Despite the widespread adoption of k-mer-based methods in bioinformatics, a fundamental question persists: How to elucidate the structural transition of a k-mer set when the order switches to k\'? Attaining a generalized answer has significant implications to k-mer-based methods where the influence of k have been empirically analyzed (eg. in areas of assembly, genome comparison, etc.). We unravel the problem with a principle: k-mers and k\'-mers can be grouped by their co-occurrences, and those in the same group behave similarly regardless of applications. This concept is embodied in a model, the Prokrustean graph, which embraces all similarity information of a given sequence set and has a channel to access k-mers of any k. This gives us a theoretical framework in which we can understand the presence and frequency of k-mers as k changes.
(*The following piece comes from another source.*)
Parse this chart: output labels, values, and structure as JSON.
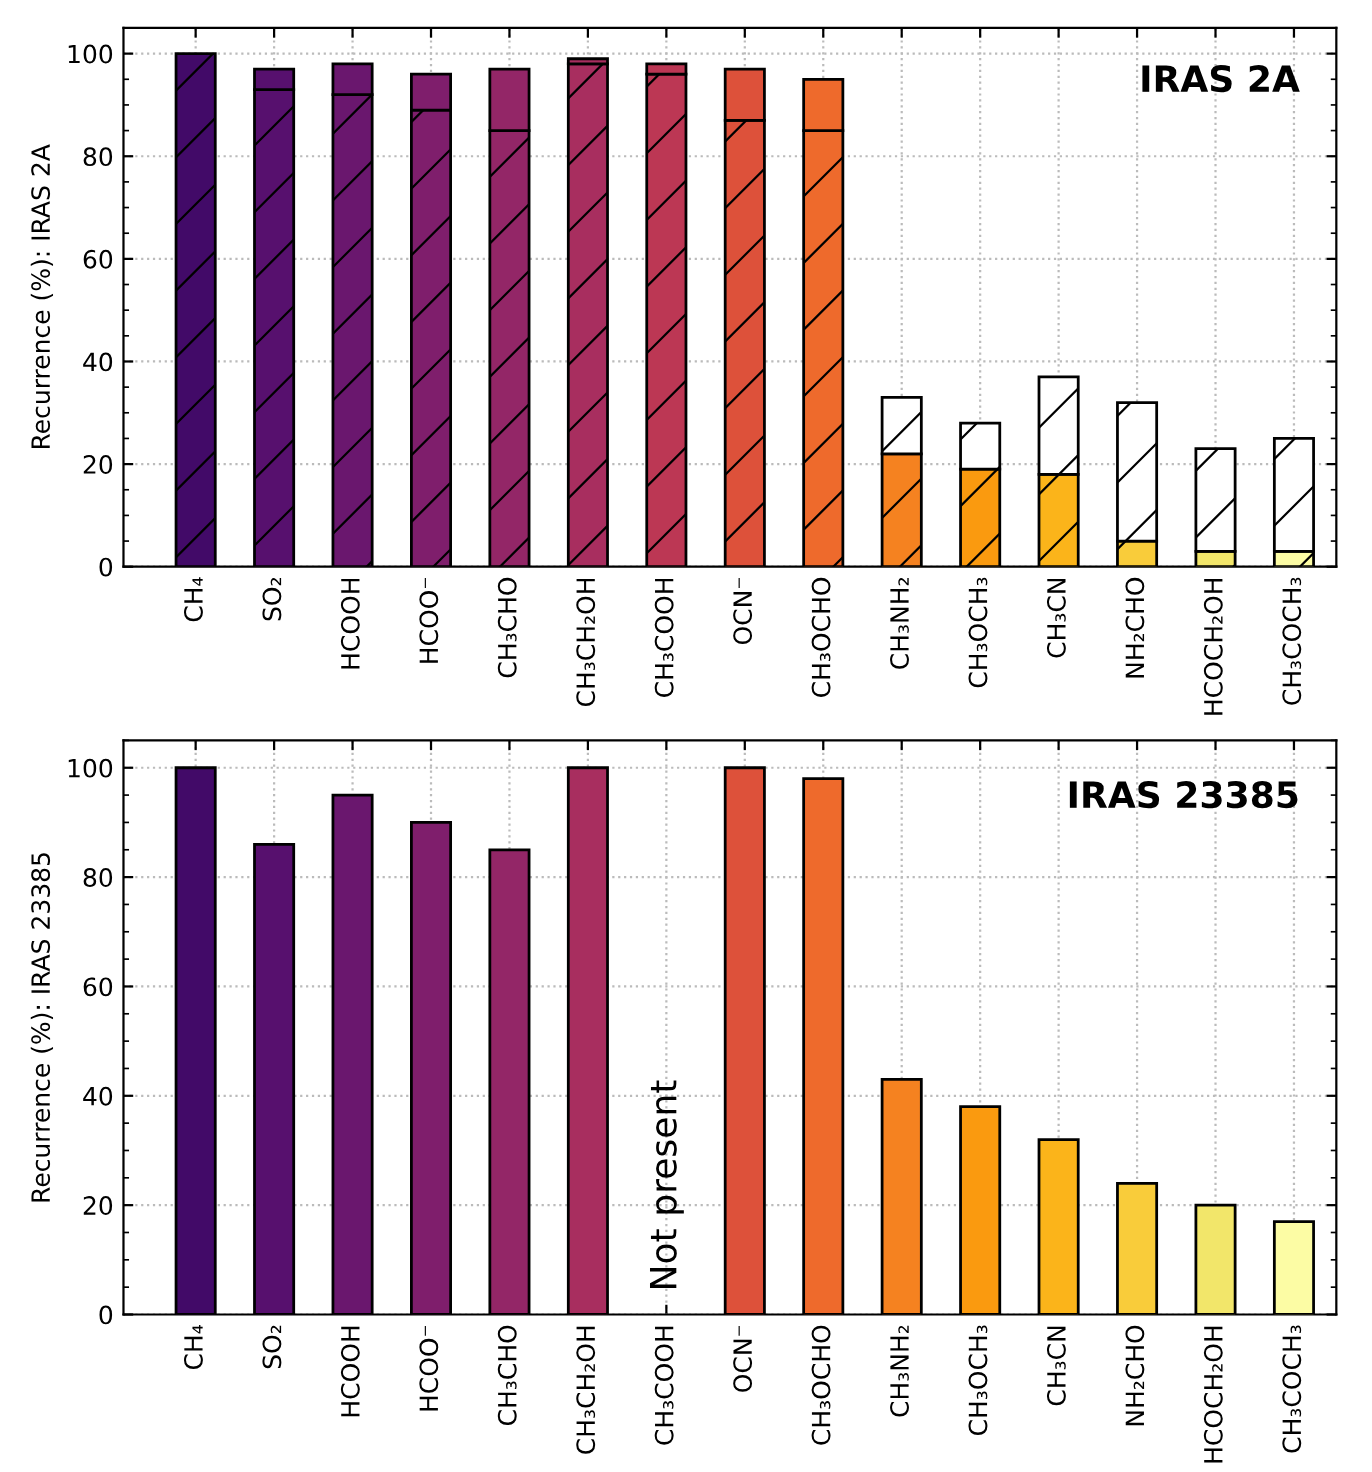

Practically, a Prokrustean graph is a space efficient data structure that can quickly be queried to extract essentially arbitrary information regarding k-mers with time complexity independent of k-mer size range. We provide a series of examples that perform in competitive time and space when compared to purpose-built tools that operate on a single k, such as KMC and GGCAT. For example, with large read sets, we can count all k-mers for k=30...150 in {approx} 30 seconds in comparison to KMC requiring {approx} 30 seconds for a single k. Similarly, on long read sets, we can count all unitigs in {approx} 30 seconds for the entire range k=30... 50000, a task that is prohibitively burdensome for GGCAT. Our construction algorithm of Prokrustean graph utilizes an (extended) Burrows-Wheeler transform as input, is easily parallelizable, and operates in O(N) time where N is the cumulative input sequence length. We provide theoretical justification that the size of a Prokrustean graph is O(N), and in practice, is significantly smaller than N.